“The beat!” Boom. “The beat!” Boom. “The beat!” Boom.
A haunted chorus of animalistic females chant only two words, then drop to the ground in unison out of love, fear and utter devotion for their god. These wild women—the Bacchae—are possessed by the irresistibly exciting, dangerously bipolar son of Zeus, Dionysus.
These women give name to the ancient Greek tragedy that the department of performing and visual arts has taken on. Euripides’ The Bacchae dates back to 405 B.C., but in its journey through time from Greece to the Edith Mortenson Center Theatre, this mythological play has been visually modernized while holding true to its ancient storyline.
As the story goes, Dionysus, played by senior Josh Thies, is the god of ecstasy, fertility and wine, but has taken the form of a human.
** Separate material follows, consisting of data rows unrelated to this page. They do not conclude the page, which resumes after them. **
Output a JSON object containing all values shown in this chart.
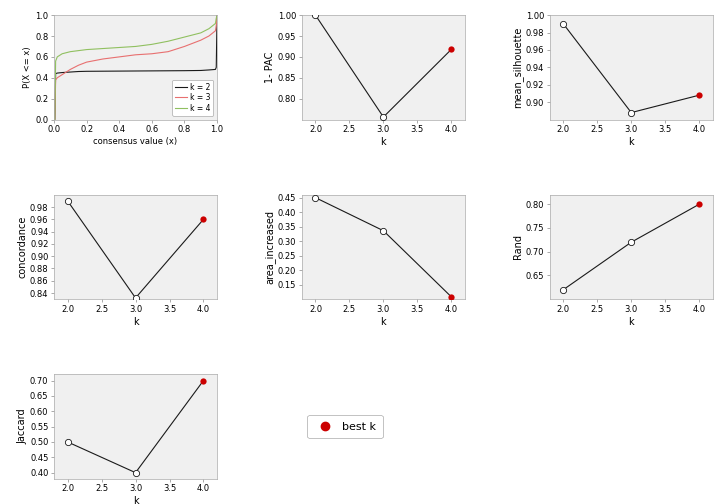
{
  "cdf": {
    "k2_x": [
      0.0,
      0.005,
      0.01,
      0.02,
      0.05,
      0.1,
      0.15,
      0.2,
      0.3,
      0.4,
      0.5,
      0.6,
      0.7,
      0.8,
      0.9,
      0.95,
      0.99,
      0.995,
      1.0
    ],
    "k2_y": [
      0.0,
      0.0,
      0.44,
      0.445,
      0.45,
      0.455,
      0.46,
      0.462,
      0.463,
      0.464,
      0.465,
      0.466,
      0.467,
      0.468,
      0.47,
      0.475,
      0.48,
      0.5,
      1.0
    ],
    "k3_x": [
      0.0,
      0.005,
      0.01,
      0.02,
      0.05,
      0.1,
      0.15,
      0.2,
      0.3,
      0.4,
      0.5,
      0.6,
      0.7,
      0.8,
      0.9,
      0.95,
      0.99,
      0.995,
      1.0
    ],
    "k3_y": [
      0.0,
      0.0,
      0.38,
      0.4,
      0.43,
      0.48,
      0.52,
      0.55,
      0.58,
      0.6,
      0.62,
      0.63,
      0.65,
      0.7,
      0.76,
      0.8,
      0.85,
      0.9,
      1.0
    ],
    "k4_x": [
      0.0,
      0.005,
      0.01,
      0.02,
      0.05,
      0.1,
      0.15,
      0.2,
      0.3,
      0.4,
      0.5,
      0.6,
      0.7,
      0.8,
      0.9,
      0.95,
      0.99,
      0.995,
      1.0
    ],
    "k4_y": [
      0.0,
      0.0,
      0.56,
      0.6,
      0.63,
      0.65,
      0.66,
      0.67,
      0.68,
      0.69,
      0.7,
      0.72,
      0.75,
      0.79,
      0.83,
      0.87,
      0.92,
      0.97,
      1.0
    ],
    "colors": [
      "#1a1a1a",
      "#e87070",
      "#90c060"
    ],
    "xlabel": "consensus value (x)",
    "ylabel": "P(X <= x)",
    "ylim": [
      0.0,
      1.0
    ],
    "xlim": [
      0.0,
      1.0
    ]
  },
  "pac": {
    "k": [
      2,
      3,
      4
    ],
    "y": [
      1.0,
      0.756,
      0.918
    ],
    "best_k": 4,
    "ylabel": "1- PAC",
    "xlabel": "k",
    "ylim": [
      0.75,
      1.0
    ],
    "yticks": [
      0.8,
      0.85,
      0.9,
      0.95,
      1.0
    ]
  },
  "silhouette": {
    "k": [
      2,
      3,
      4
    ],
    "y": [
      0.99,
      0.888,
      0.908
    ],
    "best_k": 4,
    "ylabel": "mean_silhouette",
    "xlabel": "k",
    "ylim": [
      0.88,
      1.0
    ],
    "yticks": [
      0.9,
      0.92,
      0.94,
      0.96,
      0.98,
      1.0
    ]
  },
  "concordance": {
    "k": [
      2,
      3,
      4
    ],
    "y": [
      0.99,
      0.832,
      0.96
    ],
    "best_k": 4,
    "ylabel": "concordance",
    "xlabel": "k",
    "ylim": [
      0.83,
      1.0
    ],
    "yticks": [
      0.84,
      0.86,
      0.88,
      0.9,
      0.92,
      0.94,
      0.96,
      0.98
    ]
  },
  "area_increased": {
    "k": [
      2,
      3,
      4
    ],
    "y": [
      0.45,
      0.336,
      0.108
    ],
    "best_k": 4,
    "ylabel": "area_increased",
    "xlabel": "k",
    "ylim": [
      0.1,
      0.46
    ],
    "yticks": [
      0.15,
      0.2,
      0.25,
      0.3,
      0.35,
      0.4,
      0.45
    ]
  },
  "rand": {
    "k": [
      2,
      3,
      4
    ],
    "y": [
      0.62,
      0.72,
      0.8
    ],
    "best_k": 4,
    "ylabel": "Rand",
    "xlabel": "k",
    "ylim": [
      0.6,
      0.82
    ],
    "yticks": [
      0.65,
      0.7,
      0.75,
      0.8
    ]
  },
  "jaccard": {
    "k": [
      2,
      3,
      4
    ],
    "y": [
      0.5,
      0.4,
      0.7
    ],
    "best_k": 4,
    "ylabel": "Jaccard",
    "xlabel": "k",
    "ylim": [
      0.38,
      0.72
    ],
    "yticks": [
      0.4,
      0.45,
      0.5,
      0.55,
      0.6,
      0.65,
      0.7
    ]
  },
  "bg_color": "#ffffff",
  "plot_bg": "#f0f0f0",
  "line_color": "#1a1a1a",
  "open_dot_color": "#ffffff",
  "closed_dot_color": "#cc0000",
  "dot_size": 4.5,
  "linewidth": 0.8,
  "tick_labelsize": 6,
  "axis_labelsize": 7
}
His cousin, King Pentheus, performed by junior Matt Stoffel, refuses to let the people of Thebes worship him, pushing an enraged Dionysus to use his charismatic and divine powers to punish Pentheus.
Augustana’s director of theatre Jayna Fitzsimmons is pleased to be directing The Bacchae, especially since a Greek tragedy hasn’t been done on campus for approximately 10 years.
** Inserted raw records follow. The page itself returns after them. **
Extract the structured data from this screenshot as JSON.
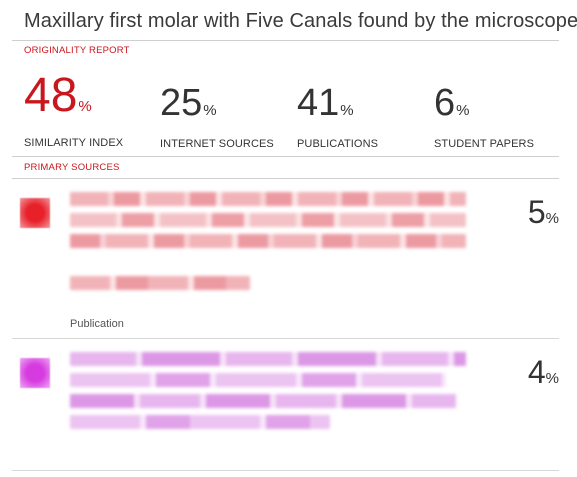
{
  "report": {
    "title": "Maxillary first molar with Five Canals found by the microscope",
    "originality_label": "ORIGINALITY REPORT",
    "primary_sources_label": "PRIMARY SOURCES",
    "percent_sign": "%"
  },
  "stats": [
    {
      "value": "48",
      "label": "SIMILARITY INDEX"
    },
    {
      "value": "25",
      "label": "INTERNET SOURCES"
    },
    {
      "value": "41",
      "label": "PUBLICATIONS"
    },
    {
      "value": "6",
      "label": "STUDENT PAPERS"
    }
  ],
  "sources": [
    {
      "percent": "5",
      "type": "Publication",
      "color": "#e8202a",
      "tint": "#f3b9bd"
    },
    {
      "percent": "4",
      "type": "",
      "color": "#d63be0",
      "tint": "#ecc0f0"
    }
  ],
  "colors": {
    "accent": "#c8171d"
  }
}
“I’ve wanted to work with this piece for a long time, and with the talents of the students we have now, it seemed like the right time to do it,” Fitzsimmons said.
Preparing for this play was exciting, but by no means easy. Thies said that aside from memorizing long monologues, the most difficult part of playing Dionysus was mastering such an intense personality.
“Dionysus is either super happy or super angry,” Thies said.
The Bacchae women show their devotion to Dionysus through their chilling chants, crazed expressions and wild body movements. To reach this detached and animalistic state, the actresses had to leave their humanity behind. They envisioned themselves each as a different animal.
Junior Christina Olson became a snake; junior Katelynn Kenney took on the mindset of a lion. “I love the animalistic nature of the Bacchae,” Olson said.
Olson was pleased with the way the Bacchae were able to convey visual excitement by simply moving their bodies in strange ways.
In one scene, the earth convulses due to the wrath of Dionysus. To portray this, the actresses shook violently on the floor. “We made an earthquake come to life with just our bodies,” Olson said.
Through the haunted Bacchae, the overall “beat” of the piece is created.
“Rhythm is so important to this play and the Greek style in general,” Fitzsimmons said. “In this translation, the phrase ‘the beat’ is repeated over and over when we [see the] transformation [of the] women of Thebes into the Bacchae, when their individuality is stripped away.”
To make this ancient piece original, it was decided that the costumes and setting would be contemporary.
“This production is unique because a text like this is, to some extent, open to interpretation,” Fitzsimmons said. “The decision [to make it contemporary] was made in order to bring the action of the play into the present moment, the here and now.”
The modern costumes enhance The Bacchae’s present-day importance.
“Our costume designer, Jennifer Shouse-Klassen…has a particular passion for early Greek and Roman costume,” Fitzsimmons said. “She’s found exciting ways to subtly nod to those time periods even though the costumes are contemporary.”
Thies described the costumes further: “They’re dark but professional with a wild, dirty side,” he said. It fits in well with the “mesmerizing creepiness” which characterized his scenes.
“The Bacchae is one of the more violent, dark plays we’ve done in awhile,” Thies said. “But in the end, it’s essentially about enjoying life. I hope that’s what the audience gets out of it.”
Family betrayal, power struggles between deities and kings, a body ripped to pieces by a pack of wild women, and an unforgettable ending with a powerful message—this is what The Bacchae’s beat is all about. In the words of Thies, it’s dark and it’s dirty. But in the words of Dionysus, “darkness has dignity.”
The Bacchae will be held in the Edith Mortenson Center Theatre Feb. 27-March 3. Student tickets are free with an Augie ID.